My experience with the unpublished post made me realize I need to share more.  Not everything- I want to keep my darkest most vulnerable stuff to myself.  But I think if I explained some of the things I experience on a regular basis it would both inform others and help me feel less isolated.  So stay tuned.  I’m going to dedicate the next several posts to these topics.

Colliding Worlds

Sometimes my son’s disability and mine meet in a strange and gravely beautiful way.  I hear him vocalize and I think my sweet boy is gaining his voice while I am losing mine.  There is something poetic about it.  I know rationally that the two events have nothing to do with one another.  But I would gladly give him my voice, go silent forever so that he could speak.  Sometimes it feels like that’s what’s happening.  A precious exchange.  Perhaps that is just a notion my psyche has conjured to protect itself from the horrors that await me with this disease.  If I can fantasize some purpose to my loss, some meaning to it, it won’t frighten me so terribly.
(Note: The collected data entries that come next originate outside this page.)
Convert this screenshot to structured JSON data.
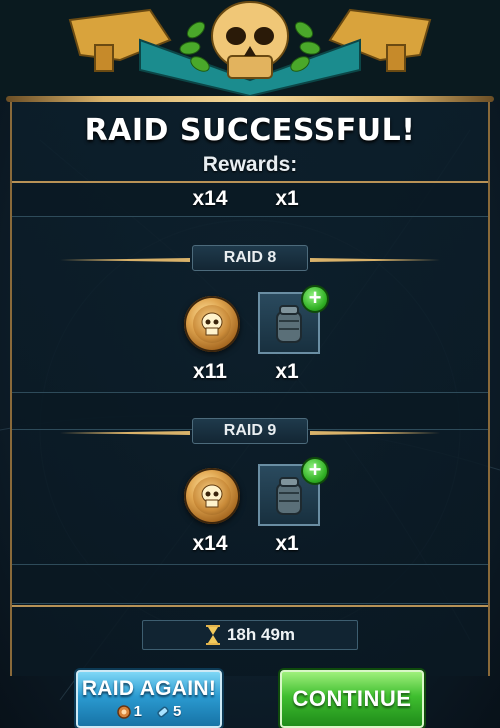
{
  "dialog": {
    "title": "RAID SUCCESSFUL!",
    "subtitle": "Rewards:"
  },
  "total_rewards": {
    "coins_qty": "x14",
    "item_qty": "x1"
  },
  "raids": [
    {
      "label": "RAID 8",
      "coins_qty": "x11",
      "item_qty": "x1",
      "coin_icon": "skull-coin-icon",
      "item_icon": "battery-pack-icon"
    },
    {
      "label": "RAID 9",
      "coins_qty": "x14",
      "item_qty": "x1",
      "coin_icon": "skull-coin-icon",
      "item_icon": "battery-pack-icon"
    }
  ],
  "timer": {
    "icon": "hourglass-icon",
    "value": "18h 49m"
  },
  "buttons": {
    "raid_again": {
      "label": "RAID AGAIN!",
      "cost_a": "1",
      "cost_a_icon": "raid-ticket-icon",
      "cost_b": "5",
      "cost_b_icon": "energy-cell-icon"
    },
    "continue": {
      "label": "CONTINUE"
    }
  },
  "colors": {
    "accent_gold": "#d9b26a",
    "raid_again_blue": "#2b9bd1",
    "continue_green": "#3fbe2f",
    "plus_green": "#2fae23"
  }
}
I cannot pick my boy up anymore.  It’s been months now that I cannot lift him.  R does not use any functional speech but communicates in a secret body language with us.  He grabs our arms and places them around his hips, pulls and lifts on his toes in a silent but clear request to be picked up.  When he asks me to hold him I call my husband, and my husband lifts his weight while I hold him in my arms in a pantomime of how I would hold him before I got sick.  I have often wondered if he realizes I can’t lift him, or if he thinks we are just behaving strangely.
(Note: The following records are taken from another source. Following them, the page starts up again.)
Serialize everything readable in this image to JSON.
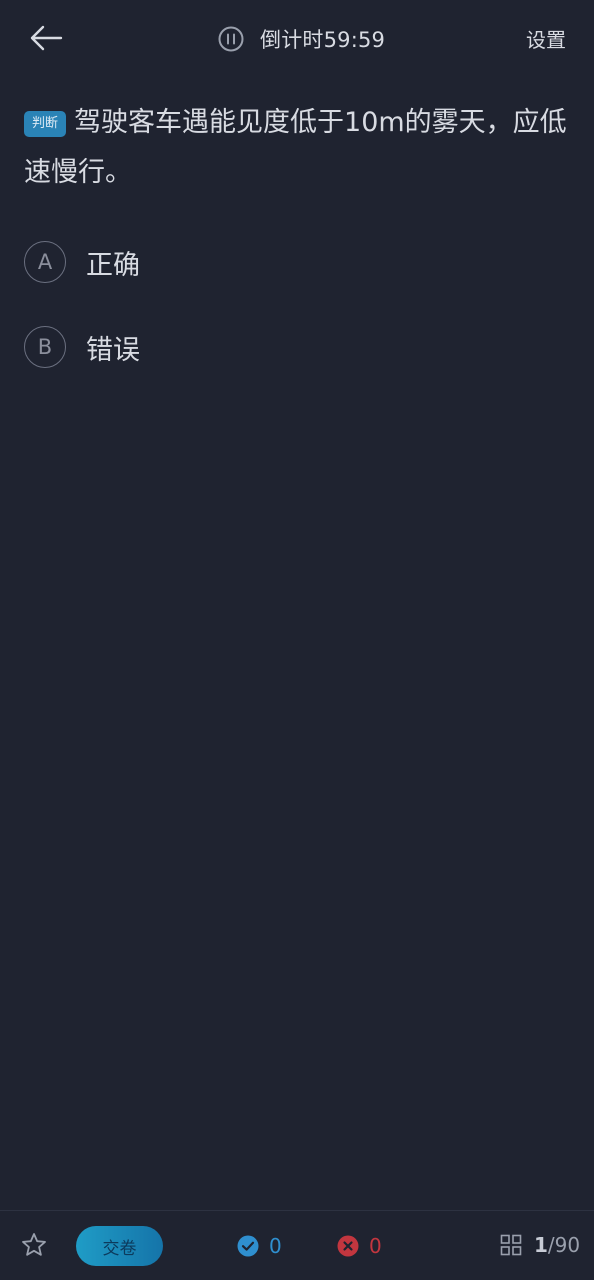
{
  "header": {
    "timer_label": "倒计时59:59",
    "settings_label": "设置"
  },
  "question": {
    "tag": "判断",
    "text": "驾驶客车遇能见度低于10m的雾天，应低速慢行。"
  },
  "options": [
    {
      "letter": "A",
      "text": "正确"
    },
    {
      "letter": "B",
      "text": "错误"
    }
  ],
  "footer": {
    "submit_label": "交卷",
    "correct_count": "0",
    "wrong_count": "0",
    "progress_current": "1",
    "progress_separator": "/",
    "progress_total": "90"
  },
  "icons": {
    "back": "arrow-left-icon",
    "pause": "pause-icon",
    "star": "star-icon",
    "correct": "check-circle-icon",
    "wrong": "x-circle-icon",
    "grid": "grid-icon"
  },
  "colors": {
    "background": "#1f2330",
    "accent": "#2a83b6",
    "correct": "#2f8fcf",
    "wrong": "#c2363f"
  }
}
A few days ago I sat on the grass watching him play with his dad.  He suddenly ran to me, pulled me to my feet, and positioned me as if to say “don’t move.”  He then ran to his dad, hand led him to me, and then requested I lift him while placing his dad’s hand on himself from behind.  It was clear he did indeed understand that we needed dad’s help for me to hold him.  He effortlessly puppeteered us into position for me to pick him up with my husband lifting his weight.  We did, and he lay his head on my shoulder and melted into me.  The intensity of my emotions hit me like a ton of bricks.  I had forgotten how it felt to truly feel the weight of his form against me, his body soft and warm, the smell of his hair and skin.  We’ve done this before but never so absolutely.  This time he gave himself completely to our strange hug and it felt like before, like when I could truly stand and hold him in my arms.  He lifted his head from my shoulder and stared deeply into my eyes while clutching my shirt in his little fist.  This kind of eye contact is so rare and when I get it from him it feels like the most precious priceless gift.  Like the clouds have parted and we are bathed in warm angelic light for a few unearthly moments.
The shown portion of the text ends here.